The letter criticized motions at the October 31 BOD meeting that proposed large-scale restructuring of the UTGSU’s finances and included links to spreadsheets for students to register their interest in a UTGSU campaign as a candidate or supporter.

Justin Patrick — a graduate student at Ontario Institute for Studies in Education (OISE) and president of the OISE Graduate Student Association — filed a complaint with the UTGSU’s CRO on December 8 after the by-election, highlighting the potential slate formation. Patrick told The Varsity he became aware of the letter at a meeting in November. He expressed concern that the spreadsheet used to track names of those interested in supporting the students running for office constituted a collective campaign effort or a slate. 

Patrick also explained that he took part in drafting the current UTGSU election policies and remembers that, at the time, the union decided not to allow slates because they could make campaigning as an independent more difficult. “If students want slates in their student union, they need to make sure that their rules reflect that and do it in a way that promotes a healthy democracy,” he said. 

After receiving the complaint, the CRO conducted an internal investigation, and concluded that, while the students’ letter used the term slate, they could not find “significant evidence to suggest that there was a group affiliation of candidates during the election cycle, or the appearance of a slate or party during the election.”

In an email to The Varsity, Learn wrote that she and Nickel “never ran a slate” but “sent out a call for increased participation in UTGSU governance,” at a time when only seven of the 38 director seats had been filled.

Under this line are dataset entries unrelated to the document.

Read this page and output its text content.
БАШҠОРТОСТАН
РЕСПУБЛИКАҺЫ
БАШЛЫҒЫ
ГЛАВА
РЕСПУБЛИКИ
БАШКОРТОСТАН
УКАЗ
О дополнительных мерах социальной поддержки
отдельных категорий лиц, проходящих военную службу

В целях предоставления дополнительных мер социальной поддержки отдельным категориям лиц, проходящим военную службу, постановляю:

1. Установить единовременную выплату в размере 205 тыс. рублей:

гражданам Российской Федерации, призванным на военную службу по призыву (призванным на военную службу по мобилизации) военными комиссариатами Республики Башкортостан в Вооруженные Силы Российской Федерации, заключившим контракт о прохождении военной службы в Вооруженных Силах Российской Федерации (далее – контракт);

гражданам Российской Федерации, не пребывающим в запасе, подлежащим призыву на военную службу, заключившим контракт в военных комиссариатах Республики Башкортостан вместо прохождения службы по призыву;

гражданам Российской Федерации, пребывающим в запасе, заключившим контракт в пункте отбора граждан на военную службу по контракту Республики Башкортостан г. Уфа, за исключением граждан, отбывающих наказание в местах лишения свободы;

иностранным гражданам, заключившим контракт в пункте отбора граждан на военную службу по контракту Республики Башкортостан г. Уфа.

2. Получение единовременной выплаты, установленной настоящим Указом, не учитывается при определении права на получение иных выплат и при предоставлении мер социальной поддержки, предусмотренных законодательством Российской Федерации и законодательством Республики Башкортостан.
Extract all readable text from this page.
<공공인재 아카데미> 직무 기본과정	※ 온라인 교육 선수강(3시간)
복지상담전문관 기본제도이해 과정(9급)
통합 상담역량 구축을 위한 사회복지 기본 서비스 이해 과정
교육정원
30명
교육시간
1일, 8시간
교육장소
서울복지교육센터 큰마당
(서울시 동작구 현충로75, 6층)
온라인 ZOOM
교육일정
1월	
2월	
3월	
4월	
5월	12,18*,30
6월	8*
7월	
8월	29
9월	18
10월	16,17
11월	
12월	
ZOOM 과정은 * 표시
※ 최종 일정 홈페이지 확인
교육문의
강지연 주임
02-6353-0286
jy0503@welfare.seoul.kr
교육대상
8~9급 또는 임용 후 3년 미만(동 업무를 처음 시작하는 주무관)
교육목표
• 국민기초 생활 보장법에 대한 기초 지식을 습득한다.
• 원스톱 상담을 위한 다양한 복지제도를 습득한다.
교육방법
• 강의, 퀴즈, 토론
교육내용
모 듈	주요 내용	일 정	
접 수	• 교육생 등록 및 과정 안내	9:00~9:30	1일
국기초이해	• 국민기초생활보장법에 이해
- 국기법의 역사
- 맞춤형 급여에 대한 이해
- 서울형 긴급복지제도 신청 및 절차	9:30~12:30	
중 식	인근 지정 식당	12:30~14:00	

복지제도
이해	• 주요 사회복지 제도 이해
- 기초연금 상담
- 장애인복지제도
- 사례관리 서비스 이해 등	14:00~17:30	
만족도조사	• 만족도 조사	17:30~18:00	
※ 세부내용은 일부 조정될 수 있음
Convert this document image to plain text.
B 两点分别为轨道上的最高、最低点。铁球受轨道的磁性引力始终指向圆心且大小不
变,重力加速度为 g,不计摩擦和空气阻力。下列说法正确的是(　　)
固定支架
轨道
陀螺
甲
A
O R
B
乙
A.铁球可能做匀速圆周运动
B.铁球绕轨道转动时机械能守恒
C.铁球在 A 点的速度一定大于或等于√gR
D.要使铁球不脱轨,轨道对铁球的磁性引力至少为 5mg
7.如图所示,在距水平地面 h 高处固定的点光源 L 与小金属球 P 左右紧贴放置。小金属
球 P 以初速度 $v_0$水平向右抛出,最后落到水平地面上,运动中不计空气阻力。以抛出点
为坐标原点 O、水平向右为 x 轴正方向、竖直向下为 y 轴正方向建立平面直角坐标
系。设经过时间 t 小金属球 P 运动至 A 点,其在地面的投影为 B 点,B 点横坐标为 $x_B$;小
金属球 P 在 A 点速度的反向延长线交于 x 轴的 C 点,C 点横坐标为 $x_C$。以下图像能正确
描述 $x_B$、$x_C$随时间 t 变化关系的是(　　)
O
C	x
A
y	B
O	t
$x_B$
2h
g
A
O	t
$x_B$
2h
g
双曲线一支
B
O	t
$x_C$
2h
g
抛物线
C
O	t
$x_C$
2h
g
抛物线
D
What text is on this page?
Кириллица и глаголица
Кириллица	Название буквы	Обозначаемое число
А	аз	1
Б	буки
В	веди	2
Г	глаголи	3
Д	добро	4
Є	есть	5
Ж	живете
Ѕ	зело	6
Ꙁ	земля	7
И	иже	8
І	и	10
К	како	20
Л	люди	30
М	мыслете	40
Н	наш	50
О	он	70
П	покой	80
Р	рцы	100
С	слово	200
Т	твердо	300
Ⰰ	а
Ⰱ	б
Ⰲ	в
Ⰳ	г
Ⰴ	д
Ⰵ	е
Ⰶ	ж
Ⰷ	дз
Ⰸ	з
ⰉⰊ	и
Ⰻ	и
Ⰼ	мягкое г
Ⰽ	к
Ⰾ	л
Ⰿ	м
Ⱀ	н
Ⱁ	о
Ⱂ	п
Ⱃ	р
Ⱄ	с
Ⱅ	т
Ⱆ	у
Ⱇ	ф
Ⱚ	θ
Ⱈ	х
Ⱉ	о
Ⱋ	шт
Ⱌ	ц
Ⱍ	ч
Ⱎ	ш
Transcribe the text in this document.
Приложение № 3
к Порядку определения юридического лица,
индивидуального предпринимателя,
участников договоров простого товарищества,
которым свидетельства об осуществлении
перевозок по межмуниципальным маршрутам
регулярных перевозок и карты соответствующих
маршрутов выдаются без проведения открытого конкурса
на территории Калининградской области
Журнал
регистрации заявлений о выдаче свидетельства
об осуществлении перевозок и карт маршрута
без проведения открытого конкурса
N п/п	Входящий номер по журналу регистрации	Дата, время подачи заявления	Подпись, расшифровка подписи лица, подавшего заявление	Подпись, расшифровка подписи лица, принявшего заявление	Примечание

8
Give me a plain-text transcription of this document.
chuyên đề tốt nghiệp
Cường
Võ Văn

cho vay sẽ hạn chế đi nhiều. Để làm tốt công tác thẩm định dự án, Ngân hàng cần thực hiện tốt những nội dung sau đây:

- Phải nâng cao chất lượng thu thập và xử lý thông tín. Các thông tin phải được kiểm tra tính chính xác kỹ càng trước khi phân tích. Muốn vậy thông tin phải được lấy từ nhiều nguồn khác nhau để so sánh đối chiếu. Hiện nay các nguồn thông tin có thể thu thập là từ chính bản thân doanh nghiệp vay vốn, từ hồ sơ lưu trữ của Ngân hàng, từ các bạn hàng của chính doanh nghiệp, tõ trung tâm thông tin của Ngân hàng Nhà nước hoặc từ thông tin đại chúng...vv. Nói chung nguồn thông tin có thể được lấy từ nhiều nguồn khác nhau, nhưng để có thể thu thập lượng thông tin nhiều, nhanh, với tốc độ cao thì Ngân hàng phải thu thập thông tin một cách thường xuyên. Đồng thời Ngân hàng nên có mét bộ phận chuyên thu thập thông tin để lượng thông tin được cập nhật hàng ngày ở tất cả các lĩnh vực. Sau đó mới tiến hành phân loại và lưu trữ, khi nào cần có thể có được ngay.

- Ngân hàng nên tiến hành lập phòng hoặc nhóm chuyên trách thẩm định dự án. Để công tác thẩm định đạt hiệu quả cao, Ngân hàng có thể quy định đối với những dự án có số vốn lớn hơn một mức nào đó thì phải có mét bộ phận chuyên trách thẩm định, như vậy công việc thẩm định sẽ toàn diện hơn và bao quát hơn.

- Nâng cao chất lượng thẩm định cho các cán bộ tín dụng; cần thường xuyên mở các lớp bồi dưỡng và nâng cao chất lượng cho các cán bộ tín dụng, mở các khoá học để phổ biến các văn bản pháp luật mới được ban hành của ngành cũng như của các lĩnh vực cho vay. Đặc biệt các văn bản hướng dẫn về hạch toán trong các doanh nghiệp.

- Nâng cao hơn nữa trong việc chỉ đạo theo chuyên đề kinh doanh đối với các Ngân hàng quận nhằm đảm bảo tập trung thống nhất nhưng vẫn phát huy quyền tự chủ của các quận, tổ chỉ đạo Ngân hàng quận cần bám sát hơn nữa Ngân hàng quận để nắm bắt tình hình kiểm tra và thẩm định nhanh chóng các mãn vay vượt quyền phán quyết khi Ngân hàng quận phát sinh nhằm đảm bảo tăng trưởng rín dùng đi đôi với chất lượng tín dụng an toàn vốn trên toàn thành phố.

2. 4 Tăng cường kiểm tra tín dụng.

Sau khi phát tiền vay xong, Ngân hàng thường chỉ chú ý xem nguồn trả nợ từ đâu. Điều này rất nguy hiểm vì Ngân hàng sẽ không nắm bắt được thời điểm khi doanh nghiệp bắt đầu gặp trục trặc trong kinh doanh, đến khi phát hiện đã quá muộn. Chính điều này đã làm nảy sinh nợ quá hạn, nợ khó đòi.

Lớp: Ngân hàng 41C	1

The CRO report also affirmed the need for additional education and clarification throughout the entire election processs on what classifies a slate. Although the union did not update the language or rules regarding slates during the BOD meeting, UTGSU Executive Director Corey Scott wrote in an email to The Varsity that the union would provide more educational information about the parameters of campaigning during the mandatory all-candidates meeting before the general election. 

Furniture purchases, negotiating efforts

The union also proposed and passed a motion to allocate $35,000 from the union’s building, planning, and accessibility fund to purchase office furniture for the UTGSU offices and boardroom spaces. The executive committee informed the board that it planned to purchase desks, chairs, and shelving units for the permanent staff offices. Amir Ghasemian Moghaddam — VP academics and funding for Ddivisions 3 & 4 — mentioned that the union had never purchased furniture before, and had previously furnished the UTGSU building with free furniture.

The meeting concluded with discussions of CUPE 3902 Unit 1’s negotiation efforts. UTGSU released a statement in support of the union local’s strike mandate in early February after its members voted in favour of potentially striking if the unit couldn’t reach an agreement with the university. The union local reached a tentative agreement with the university on March 3.

The union also noted to members that it would remove one board member from their seat on the board because they failed to attend board meetings, orientations, and training sessions, despite repeated attempts by the BOD to contact them. This brings the number of BOD members from 14 to 13. There are 34 possible seats on the board: 28 are evenly divided between the four divisions and six reserved for the UTGSU executives.

Editor’s note (March 16, 2024): a previous version of this article incorrectly stated that there are 20 seats on the UTGSU Board of Directors. In fact, there are 34 seats, 28 of which are evenly divided between the four divisions and six of which are reserved for the UTGSU executives. The article has been amended to reflect this.